И вдруг он словно подавился. Я заметила, с каким укором и страхом взглянула на него мама. Отец скомкал разговор и ушел из комнаты. А я внезапно осознала, что и в самом деле совершенно не читаю газет. И никогда не читала! Более того – в нашем доме они почему-то не водятся. Только какие-то специальные путейские, отцовские, невыносимо скучные. А обычные газеты, которые читают все нормальные люди, всякие там «Ведомости» или «Вести» – почему я не читаю их? Именно поэтому я ничего не знаю о том, как живет народ. В самом деле, наверняка и в России множество бед, которые необходимо поправлять, а в Болгарию для этого ехать вовсе не надобно.
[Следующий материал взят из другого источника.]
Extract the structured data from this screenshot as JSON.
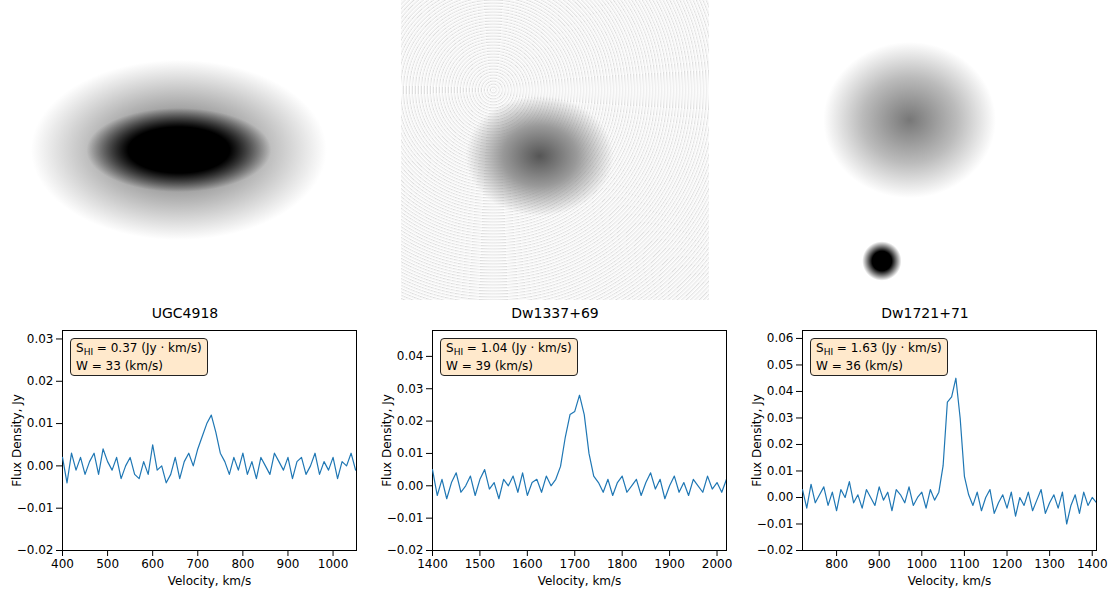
{
  "chart_data": [
    {
      "type": "line",
      "title": "UGC4918",
      "x_label": "Velocity, km/s",
      "y_label": "Flux Density, Jy",
      "color": "#1f77b4",
      "xlim": [
        400,
        1052
      ],
      "ylim": [
        -0.02,
        0.032
      ],
      "xticks": [
        400,
        500,
        600,
        700,
        800,
        900,
        1000
      ],
      "yticks": [
        {
          "value": -0.02,
          "label": "−0.02"
        },
        {
          "value": -0.01,
          "label": "−0.01"
        },
        {
          "value": 0,
          "label": "0.00"
        },
        {
          "value": 0.01,
          "label": "0.01"
        },
        {
          "value": 0.02,
          "label": "0.02"
        },
        {
          "value": 0.03,
          "label": "0.03"
        }
      ],
      "annotations": [
        [
          {
            "text": "S"
          },
          {
            "text": "HI",
            "sub": true
          },
          {
            "text": " = 0.37 (Jy · km/s)"
          }
        ],
        [
          {
            "text": "W = 33 (km/s)"
          }
        ]
      ],
      "x": [
        400,
        410,
        420,
        430,
        440,
        450,
        460,
        470,
        480,
        490,
        500,
        510,
        520,
        530,
        540,
        550,
        560,
        570,
        580,
        590,
        600,
        610,
        620,
        630,
        640,
        650,
        660,
        670,
        680,
        690,
        700,
        710,
        720,
        730,
        740,
        750,
        760,
        770,
        780,
        790,
        800,
        810,
        820,
        830,
        840,
        850,
        860,
        870,
        880,
        890,
        900,
        910,
        920,
        930,
        940,
        950,
        960,
        970,
        980,
        990,
        1000,
        1010,
        1020,
        1030,
        1040,
        1050
      ],
      "values": [
        0.002,
        -0.004,
        0.003,
        -0.001,
        0.002,
        -0.002,
        0.001,
        0.003,
        -0.002,
        0.004,
        0.001,
        -0.001,
        0.002,
        -0.003,
        0.0,
        0.002,
        -0.002,
        -0.003,
        0.001,
        -0.002,
        0.005,
        -0.001,
        0.0,
        -0.004,
        -0.002,
        0.002,
        -0.003,
        0.001,
        0.003,
        0.0,
        0.004,
        0.007,
        0.01,
        0.012,
        0.008,
        0.003,
        0.001,
        -0.002,
        0.002,
        -0.001,
        0.003,
        -0.002,
        0.001,
        -0.003,
        0.002,
        0.0,
        -0.002,
        0.003,
        0.001,
        -0.001,
        0.002,
        -0.003,
        0.001,
        0.002,
        -0.002,
        0.0,
        0.003,
        -0.002,
        0.001,
        -0.001,
        0.002,
        -0.003,
        0.001,
        0.0,
        0.003,
        -0.001
      ]
    },
    {
      "type": "line",
      "title": "Dw1337+69",
      "x_label": "Velocity, km/s",
      "y_label": "Flux Density, Jy",
      "color": "#1f77b4",
      "xlim": [
        1400,
        2020
      ],
      "ylim": [
        -0.02,
        0.048
      ],
      "xticks": [
        1400,
        1500,
        1600,
        1700,
        1800,
        1900,
        2000
      ],
      "yticks": [
        {
          "value": -0.02,
          "label": "−0.02"
        },
        {
          "value": -0.01,
          "label": "−0.01"
        },
        {
          "value": 0,
          "label": "0.00"
        },
        {
          "value": 0.01,
          "label": "0.01"
        },
        {
          "value": 0.02,
          "label": "0.02"
        },
        {
          "value": 0.03,
          "label": "0.03"
        },
        {
          "value": 0.04,
          "label": "0.04"
        }
      ],
      "annotations": [
        [
          {
            "text": "S"
          },
          {
            "text": "HI",
            "sub": true
          },
          {
            "text": " = 1.04 (Jy · km/s)"
          }
        ],
        [
          {
            "text": "W = 39 (km/s)"
          }
        ]
      ],
      "x": [
        1400,
        1410,
        1420,
        1430,
        1440,
        1450,
        1460,
        1470,
        1480,
        1490,
        1500,
        1510,
        1520,
        1530,
        1540,
        1550,
        1560,
        1570,
        1580,
        1590,
        1600,
        1610,
        1620,
        1630,
        1640,
        1650,
        1660,
        1670,
        1680,
        1690,
        1700,
        1710,
        1720,
        1730,
        1740,
        1750,
        1760,
        1770,
        1780,
        1790,
        1800,
        1810,
        1820,
        1830,
        1840,
        1850,
        1860,
        1870,
        1880,
        1890,
        1900,
        1910,
        1920,
        1930,
        1940,
        1950,
        1960,
        1970,
        1980,
        1990,
        2000,
        2010,
        2020
      ],
      "values": [
        0.005,
        -0.003,
        0.002,
        -0.004,
        0.001,
        0.004,
        -0.002,
        0.0,
        0.003,
        -0.003,
        0.002,
        0.005,
        -0.001,
        0.001,
        -0.004,
        0.002,
        0.0,
        0.003,
        -0.002,
        0.004,
        -0.003,
        0.001,
        0.002,
        -0.002,
        0.003,
        0.0,
        0.002,
        0.006,
        0.015,
        0.022,
        0.023,
        0.028,
        0.022,
        0.01,
        0.003,
        0.001,
        -0.002,
        0.002,
        -0.003,
        0.001,
        0.003,
        -0.002,
        0.0,
        0.002,
        -0.003,
        0.001,
        0.004,
        -0.001,
        0.002,
        -0.004,
        0.0,
        0.003,
        -0.002,
        0.001,
        -0.003,
        0.002,
        0.0,
        -0.002,
        0.003,
        -0.001,
        0.001,
        -0.002,
        0.002
      ]
    },
    {
      "type": "line",
      "title": "Dw1721+71",
      "x_label": "Velocity, km/s",
      "y_label": "Flux Density, Jy",
      "color": "#1f77b4",
      "xlim": [
        720,
        1410
      ],
      "ylim": [
        -0.02,
        0.063
      ],
      "xticks": [
        800,
        900,
        1000,
        1100,
        1200,
        1300,
        1400
      ],
      "yticks": [
        {
          "value": -0.02,
          "label": "−0.02"
        },
        {
          "value": -0.01,
          "label": "−0.01"
        },
        {
          "value": 0,
          "label": "0.00"
        },
        {
          "value": 0.01,
          "label": "0.01"
        },
        {
          "value": 0.02,
          "label": "0.02"
        },
        {
          "value": 0.03,
          "label": "0.03"
        },
        {
          "value": 0.04,
          "label": "0.04"
        },
        {
          "value": 0.05,
          "label": "0.05"
        },
        {
          "value": 0.06,
          "label": "0.06"
        }
      ],
      "annotations": [
        [
          {
            "text": "S"
          },
          {
            "text": "HI",
            "sub": true
          },
          {
            "text": " = 1.63 (Jy · km/s)"
          }
        ],
        [
          {
            "text": "W = 36 (km/s)"
          }
        ]
      ],
      "x": [
        720,
        730,
        740,
        750,
        760,
        770,
        780,
        790,
        800,
        810,
        820,
        830,
        840,
        850,
        860,
        870,
        880,
        890,
        900,
        910,
        920,
        930,
        940,
        950,
        960,
        970,
        980,
        990,
        1000,
        1010,
        1020,
        1030,
        1040,
        1050,
        1060,
        1070,
        1080,
        1090,
        1100,
        1110,
        1120,
        1130,
        1140,
        1150,
        1160,
        1170,
        1180,
        1190,
        1200,
        1210,
        1220,
        1230,
        1240,
        1250,
        1260,
        1270,
        1280,
        1290,
        1300,
        1310,
        1320,
        1330,
        1340,
        1350,
        1360,
        1370,
        1380,
        1390,
        1400,
        1410
      ],
      "values": [
        0.003,
        -0.004,
        0.005,
        -0.002,
        0.001,
        0.004,
        -0.003,
        0.002,
        -0.005,
        0.003,
        0.0,
        0.006,
        -0.002,
        0.001,
        -0.004,
        0.003,
        0.0,
        -0.003,
        0.004,
        -0.001,
        0.002,
        -0.005,
        0.003,
        0.001,
        -0.002,
        0.004,
        -0.003,
        0.0,
        0.002,
        -0.004,
        0.003,
        -0.001,
        0.002,
        0.012,
        0.036,
        0.038,
        0.045,
        0.03,
        0.008,
        0.001,
        -0.003,
        0.002,
        -0.005,
        0.0,
        0.003,
        -0.006,
        -0.002,
        0.001,
        -0.004,
        0.002,
        -0.007,
        0.0,
        -0.003,
        0.002,
        -0.005,
        -0.001,
        0.003,
        -0.006,
        -0.002,
        0.001,
        -0.004,
        0.002,
        -0.01,
        -0.003,
        0.001,
        -0.006,
        0.002,
        -0.003,
        0.0,
        -0.002
      ]
    }
  ]
}
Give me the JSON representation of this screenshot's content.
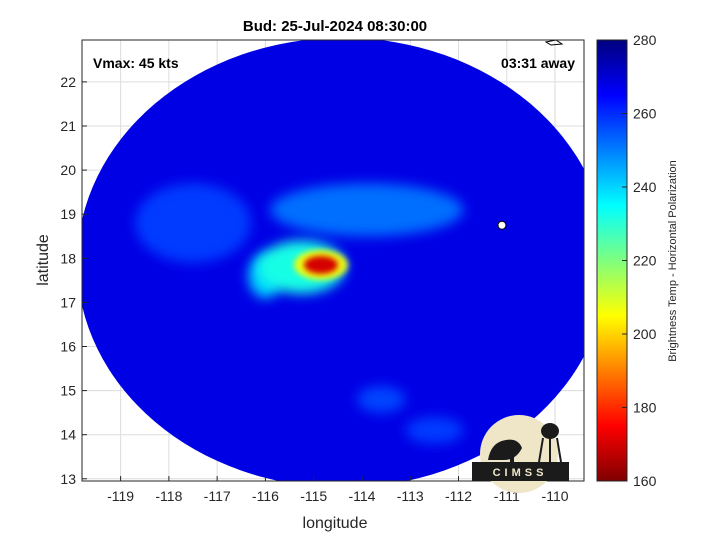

Порешила я назавтра же сходить в публичную библиотеку и просмотреть несколько газетных подшивок. Однако не удалось: заболела мама, мне пришлось сидеть дома, ухаживать за ней, а потом отец пришел с направлением на новое место службы – и мы уехали.
Теперь мы оказались в маленьком городке неподалеку от Вятки. Отец работал там на перестройке «чугунки» – так называлась тогда железная дорога – от этого городишки до Вятки. Как же он назывался?… Нет, не вспомнить! В моей памяти он остался Угрюмском. Он и в самом деле был угрюмым, неприветливым, невзрачным.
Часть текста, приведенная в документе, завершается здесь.